CSR Ingrained in the Business Model
Today, corporate social responsibility (CSR) is the buzzword in corporate and fashion circles, where everyone is integrating it into their business. For Beydoun, however, CSR was her raison d’être, always at the core of her business. Helping these marginalized women in need and creating fashion became a symbiotic relationship. Many years ago, the American University of Beirut approached Beydoun to ask her to lecture on CSR. Beydoun recalls this moment and smiles: “I didn’t even know what CSR was! It was something I did because I was convinced it should be done.”
In 2016, Beydoun received the esteemed “Business of Peace” award in Oslo. She was just one of three people to have won it out of applicants from 68 countries, and Sarah’s Bag was the first ever fashion enterprise to receive this award. Beydoun was selected by an independent committee of Nobel Prize winners in Peace and in Economics that involves the International Chamber of Commerce, UN Global Compact and UNDP. Clearly this meant a lot to Beydoun because it further validated the work she has been doing tirelessly for nearly two decades, opting not to be bought out by businesses that offered more money or strategies to make more bags. She points out that it is harder to work with disadvantaged women and those with many problems than it is to set up a regular atelier and work. “I felt that this part of the business was recognized. I also saw that the whole world is now realizing the importance of giving back.” If anything, this honor, she says, goes to all the women that worked for her all through the years.

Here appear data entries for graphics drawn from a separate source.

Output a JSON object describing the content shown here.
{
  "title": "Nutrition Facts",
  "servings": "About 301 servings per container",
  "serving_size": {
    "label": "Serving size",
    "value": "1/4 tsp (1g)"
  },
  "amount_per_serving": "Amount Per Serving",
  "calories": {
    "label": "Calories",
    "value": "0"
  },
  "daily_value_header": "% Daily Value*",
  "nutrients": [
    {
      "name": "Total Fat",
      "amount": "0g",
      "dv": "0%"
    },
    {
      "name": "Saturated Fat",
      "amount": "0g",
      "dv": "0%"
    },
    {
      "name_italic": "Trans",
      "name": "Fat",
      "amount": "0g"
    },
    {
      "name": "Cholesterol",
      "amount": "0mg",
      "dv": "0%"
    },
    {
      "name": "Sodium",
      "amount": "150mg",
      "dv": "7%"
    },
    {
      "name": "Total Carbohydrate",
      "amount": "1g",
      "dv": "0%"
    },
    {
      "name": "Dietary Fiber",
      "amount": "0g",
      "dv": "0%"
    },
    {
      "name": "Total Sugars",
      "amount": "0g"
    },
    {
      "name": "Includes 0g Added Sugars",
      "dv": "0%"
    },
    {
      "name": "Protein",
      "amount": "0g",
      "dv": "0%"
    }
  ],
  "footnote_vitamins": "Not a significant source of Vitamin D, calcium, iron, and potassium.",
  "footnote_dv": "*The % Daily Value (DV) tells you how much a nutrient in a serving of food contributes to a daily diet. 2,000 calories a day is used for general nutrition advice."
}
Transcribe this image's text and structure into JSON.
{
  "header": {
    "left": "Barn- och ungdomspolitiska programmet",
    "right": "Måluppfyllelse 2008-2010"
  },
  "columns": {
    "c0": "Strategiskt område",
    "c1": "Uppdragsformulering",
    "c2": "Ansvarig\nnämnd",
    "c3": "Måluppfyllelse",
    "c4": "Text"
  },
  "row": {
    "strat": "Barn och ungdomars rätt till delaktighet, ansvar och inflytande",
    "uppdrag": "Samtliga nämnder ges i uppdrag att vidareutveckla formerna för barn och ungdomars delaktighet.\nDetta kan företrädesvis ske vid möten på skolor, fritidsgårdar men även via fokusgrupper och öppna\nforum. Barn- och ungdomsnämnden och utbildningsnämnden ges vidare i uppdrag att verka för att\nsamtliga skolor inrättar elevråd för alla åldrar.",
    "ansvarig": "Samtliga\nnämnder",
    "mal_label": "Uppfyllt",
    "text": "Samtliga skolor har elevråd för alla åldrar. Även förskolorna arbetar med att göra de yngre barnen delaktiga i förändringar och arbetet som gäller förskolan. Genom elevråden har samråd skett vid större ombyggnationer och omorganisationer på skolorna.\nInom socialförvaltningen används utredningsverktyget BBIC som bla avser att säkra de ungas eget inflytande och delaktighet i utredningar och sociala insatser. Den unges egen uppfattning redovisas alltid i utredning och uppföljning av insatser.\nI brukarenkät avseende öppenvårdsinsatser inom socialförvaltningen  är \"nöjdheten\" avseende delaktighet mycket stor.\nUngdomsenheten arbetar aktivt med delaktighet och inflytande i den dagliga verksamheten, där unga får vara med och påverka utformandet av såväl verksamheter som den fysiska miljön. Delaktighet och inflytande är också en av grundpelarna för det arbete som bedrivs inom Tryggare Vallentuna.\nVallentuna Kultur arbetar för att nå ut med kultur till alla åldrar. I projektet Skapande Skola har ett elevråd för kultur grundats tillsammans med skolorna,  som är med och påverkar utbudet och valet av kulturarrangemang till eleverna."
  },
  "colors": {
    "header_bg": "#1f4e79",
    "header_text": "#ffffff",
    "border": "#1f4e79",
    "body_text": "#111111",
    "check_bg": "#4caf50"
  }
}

When asked if she can turn back the clock and do anything differently, Beydoun pauses slightly to reflect then continues: “If I studied design I may not have worked with disadvantaged women. No, I am very happy the way things developed organically and slowly. I was approached many times early on by businessmen who offered to buy me out or be a part of Sarah’s Bag, but I am glad I didn’t take any step to disrupt working with all these amazing people and learning with them. I still work with the same artisan that did my first bag 18 years ago. These people are my friends and I am so happy to see them do well in their lives.”
Clearly, what Sarah’s Bag has achieved on a social level – by empowering countless disadvantaged women while nurturing artistry in Lebanon – is something money simply cannot buy.